4. Create a Culture of Exercise
While everyone at your company will have their own personal preferences for fitness activities, it is possible to create a culture in which a passion for exercise and all of the benefits it brings to personal wellness is shared by your entire team.
If you have team members who share a love of working out, running, rock climbing, spin class, or any other fitness activity, you could encourage them to schedule syncs or one-on-ones at the gym. If your building features showers, you could start offering a towel service and supplying toiletries to make it more convenient for your employees to clean up after a pre-work or midday work out.

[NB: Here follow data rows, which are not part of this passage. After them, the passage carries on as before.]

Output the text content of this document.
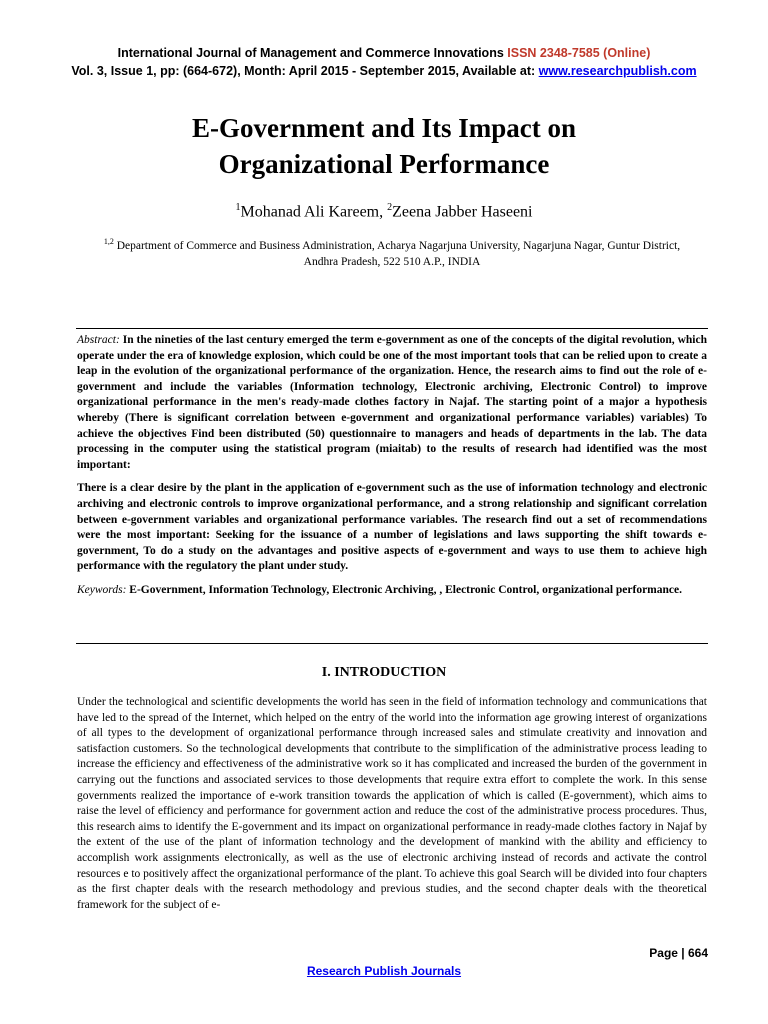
International Journal of Management and Commerce Innovations ISSN 2348-7585 (Online)
Vol. 3, Issue 1, pp: (664-672), Month: April 2015 - September 2015, Available at: www.researchpublish.com
E-Government and Its Impact on
Organizational Performance
$^1$Mohanad Ali Kareem, $^2$Zeena Jabber Haseeni
$^{1,2}$ Department of Commerce and Business Administration, Acharya Nagarjuna University, Nagarjuna Nagar, Guntur District, Andhra Pradesh, 522 510 A.P., INDIA

Abstract: In the nineties of the last century emerged the term e-government as one of the concepts of the digital revolution, which operate under the era of knowledge explosion, which could be one of the most important tools that can be relied upon to create a leap in the evolution of the organizational performance of the organization. Hence, the research aims to find out the role of e-government and include the variables (Information technology, Electronic archiving, Electronic Control) to improve organizational performance in the men's ready-made clothes factory in Najaf. The starting point of a major a hypothesis whereby (There is significant correlation between e-government and organizational performance variables) variables) To achieve the objectives Find been distributed (50) questionnaire to managers and heads of departments in the lab. The data processing in the computer using the statistical program (miaitab) to the results of research had identified was the most important:

There is a clear desire by the plant in the application of e-government such as the use of information technology and electronic archiving and electronic controls to improve organizational performance, and a strong relationship and significant correlation between e-government variables and organizational performance variables. The research find out a set of recommendations were the most important: Seeking for the issuance of a number of legislations and laws supporting the shift towards e-government, To do a study on the advantages and positive aspects of e-government and ways to use them to achieve high performance with the regulatory the plant under study.

Keywords: E-Government, Information Technology, Electronic Archiving, , Electronic Control, organizational performance.

I. INTRODUCTION

Under the technological and scientific developments the world has seen in the field of information technology and communications that have led to the spread of the Internet, which helped on the entry of the world into the information age growing interest of organizations of all types to the development of organizational performance through increased sales and stimulate creativity and innovation and satisfaction customers. So the technological developments that contribute to the simplification of the administrative process leading to increase the efficiency and effectiveness of the administrative work so it has complicated and increased the burden of the government in carrying out the functions and associated services to those developments that require extra effort to complete the work. In this sense governments realized the importance of e-work transition towards the application of which is called (E-government), which aims to raise the level of efficiency and performance for government action and reduce the cost of the administrative process procedures. Thus, this research aims to identify the E-government and its impact on organizational performance in ready-made clothes factory in Najaf by the extent of the use of the plant of information technology and the development of mankind with the ability and efficiency to accomplish work assignments electronically, as well as the use of electronic archiving instead of records and activate the control resources e to positively affect the organizational performance of the plant. To achieve this goal Search will be divided into four chapters as the first chapter deals with the research methodology and previous studies, and the second chapter deals with the theoretical framework for the subject of e-

Page | 664
Research Publish Journals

You could also create a channel on your internal chat program for employees to discuss fitness, encourage each other towards goals, and invite one another to exercise together. At meetings or in company-wide e-mails, you can celebrate and congratulate employees who meet personal fitness goals or who enter races, walks, or fun runs (maybe you could even offer to reimburse their entry fees or make contributions to the charities their races support).
Finally, if you’re going to invest in branded apparel for your company, consider choosing something more athletic and workout-friendly than the generic company sweatshirt or fleece. Giving your workforce branded athletic apparel that they can wear out on runs or workouts will send a clear message that you support their health, and it may also provide some free publicity as other health-conscious people in your community take note and wonder what it would be like to work for someone who invests in their employees’ health and wellness.
Problem: Fitness is not an employee priority, or employees can’t fit their workouts into their workdays.
Solution: Individual fitness goals supported and celebrated. Group fitness opportunities encouraged.